Cutting carbon emissions will cost Scotland £11bn

8 Dec 11
It will cost Scotland up to £11bn to meet Holyrood’s targets for cutting greenhouse gas emissions, Audit Scotland has found. It is also uncertain how the targets will be met and who will pay.

By Keith Aitken in Edinburgh | 8 December 2011

It will cost Scotland up to £11bn to meet Holyrood’s targets for cutting greenhouse gas emissions, Audit Scotland has found. It is also uncertain how the targets will be met and who will pay.

Scotland is committed to a 42% reduction from 1990 emission levels by 2020. The target, approved unanimously by MSPs in 2009, is among the most ambitious in the world.

Audit Scotland says an impressive start has been made, with overall emissions down by more than a quarter. But its report, published today, finds that in some areas, notably transport, the position has worsened rather than improved, and harder policy choices lie ahead.

Auditor general Bob Black said: ‘To meet the 2020 target, new policies will need to be delivered successfully, especially in transport. The challenges will be that much greater over the next few years when the pressures on Scotland’s public sector finances are likely to increase.’

The report adds that success will be contingent, not just on the Scottish Government’s actions, but on the attitudes of others, including the UK and European Union administrations and the Scottish public. Only about a third of the changes identified as necessary by the Scottish Government lie within its direct policy control.
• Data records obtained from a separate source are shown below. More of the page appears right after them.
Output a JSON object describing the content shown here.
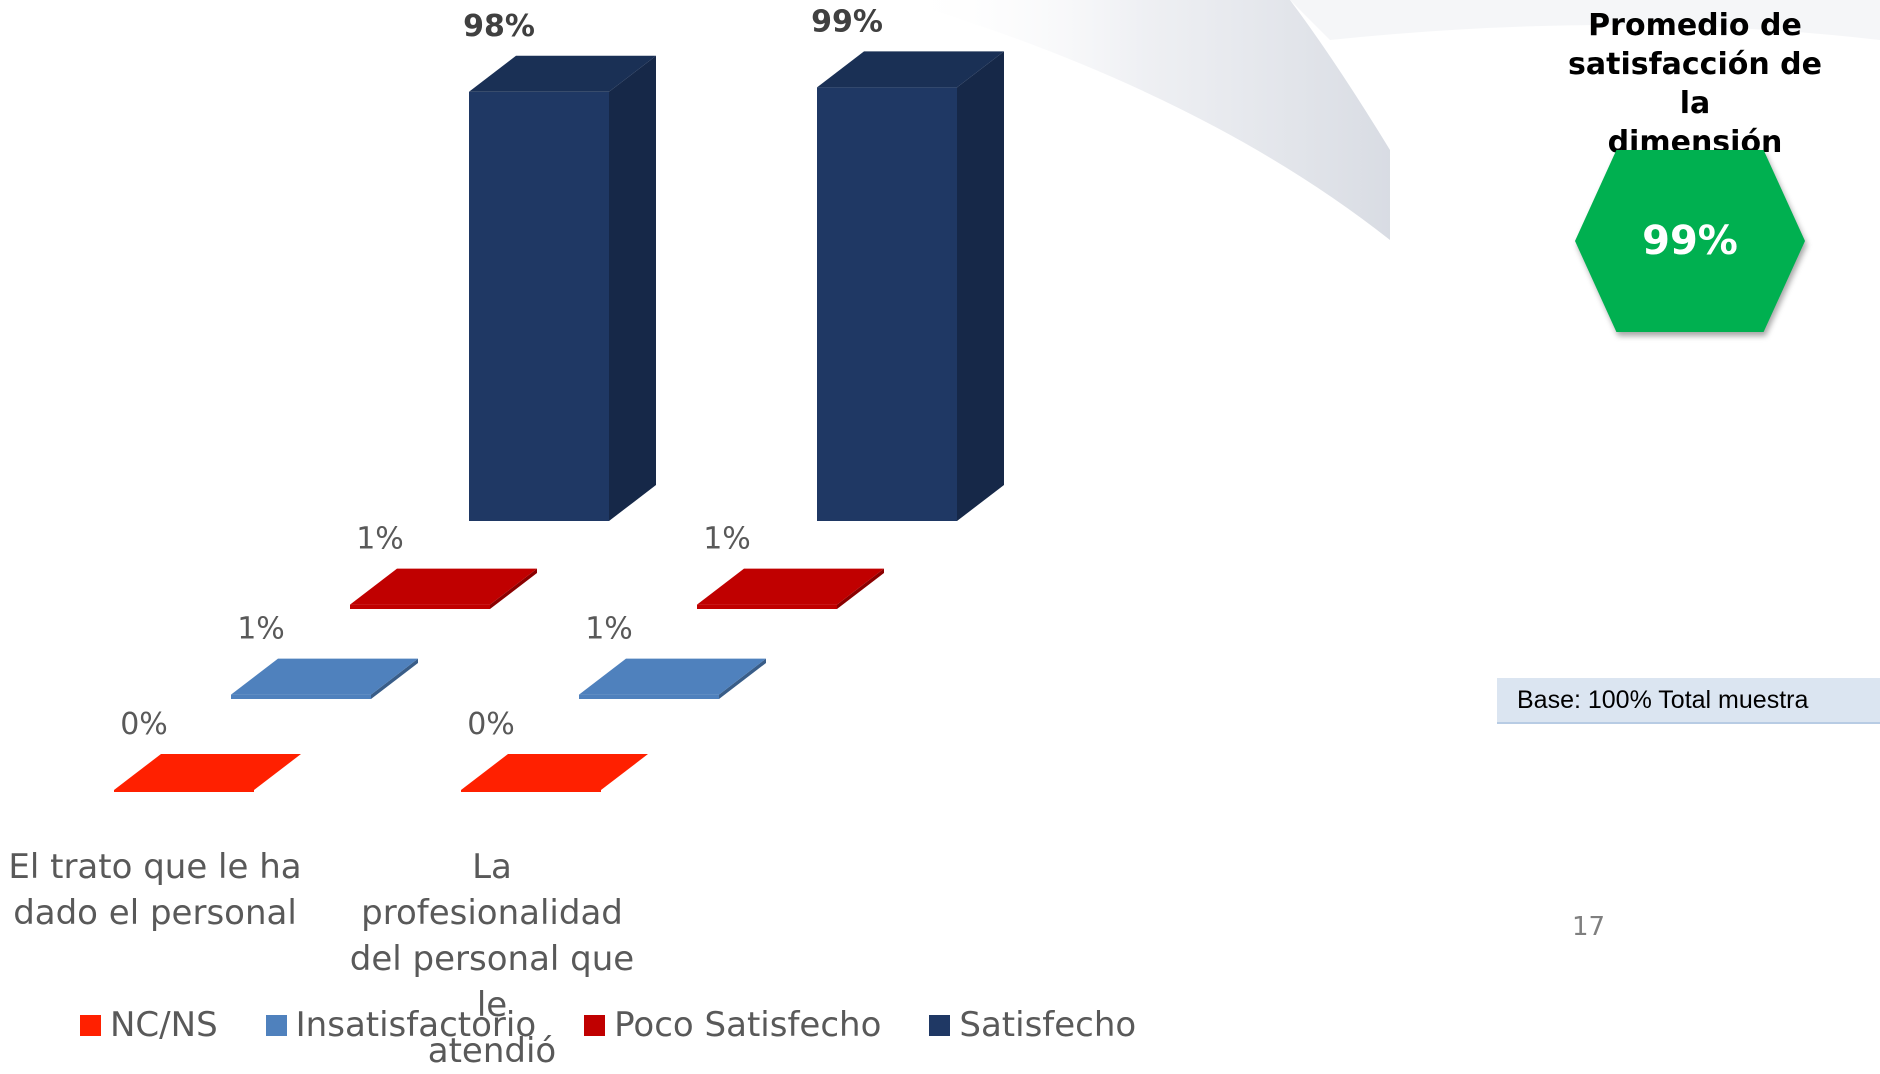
{
  "chart_data": {
    "type": "bar",
    "categories": [
      "El trato que le ha\ndado el personal",
      "La profesionalidad\ndel personal que le\natendió"
    ],
    "series": [
      {
        "name": "NC/NS",
        "values": [
          0,
          0
        ],
        "color": "#ff2000",
        "labels": [
          "0%",
          "0%"
        ]
      },
      {
        "name": "Insatisfactorio",
        "values": [
          1,
          1
        ],
        "color": "#4f81bd",
        "labels": [
          "1%",
          "1%"
        ]
      },
      {
        "name": "Poco Satisfecho",
        "values": [
          1,
          1
        ],
        "color": "#c00000",
        "labels": [
          "1%",
          "1%"
        ]
      },
      {
        "name": "Satisfecho",
        "values": [
          98,
          99
        ],
        "color": "#1f3864",
        "labels": [
          "98%",
          "99%"
        ]
      }
    ],
    "unit": "%",
    "ylim": [
      0,
      100
    ],
    "grid": false,
    "legend_position": "bottom"
  },
  "summary": {
    "title": "Promedio de\nsatisfacción de la\ndimensión",
    "value": "99%",
    "color": "#00b050"
  },
  "base_note": "Base: 100% Total muestra",
  "page_number": "17"
}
This makes it difficult to predict costs to the public purse, and the Scottish Government has yet to identify the proportion of the bill it expects to have to meet. Audit Scotland estimates that the total is likely to be in the £10bn–£11bn range by 2020.

The report urges ministers to refine cost estimates, work with other administrations for better data, and present its policies more coherently, transparently and positively.

It says they should improve and publish the performance measurements for emissions policies, do more to relate them to consumption, and develop a better understanding of how to meet tougher European Union targets.

Green MSP Patrick Harvie urged ministers to shift investment priorities away from roads and fossil fuel industries: ‘The scandal is that if action had been taken years ago when budgets were rising we'd have been in a far stronger position, both in terms of carbon and financially,’ he said.

Labour’s shadow environment secretary Sarah Boyack called on ministers to produce a ‘credible and urgent plan’ to meet the targets.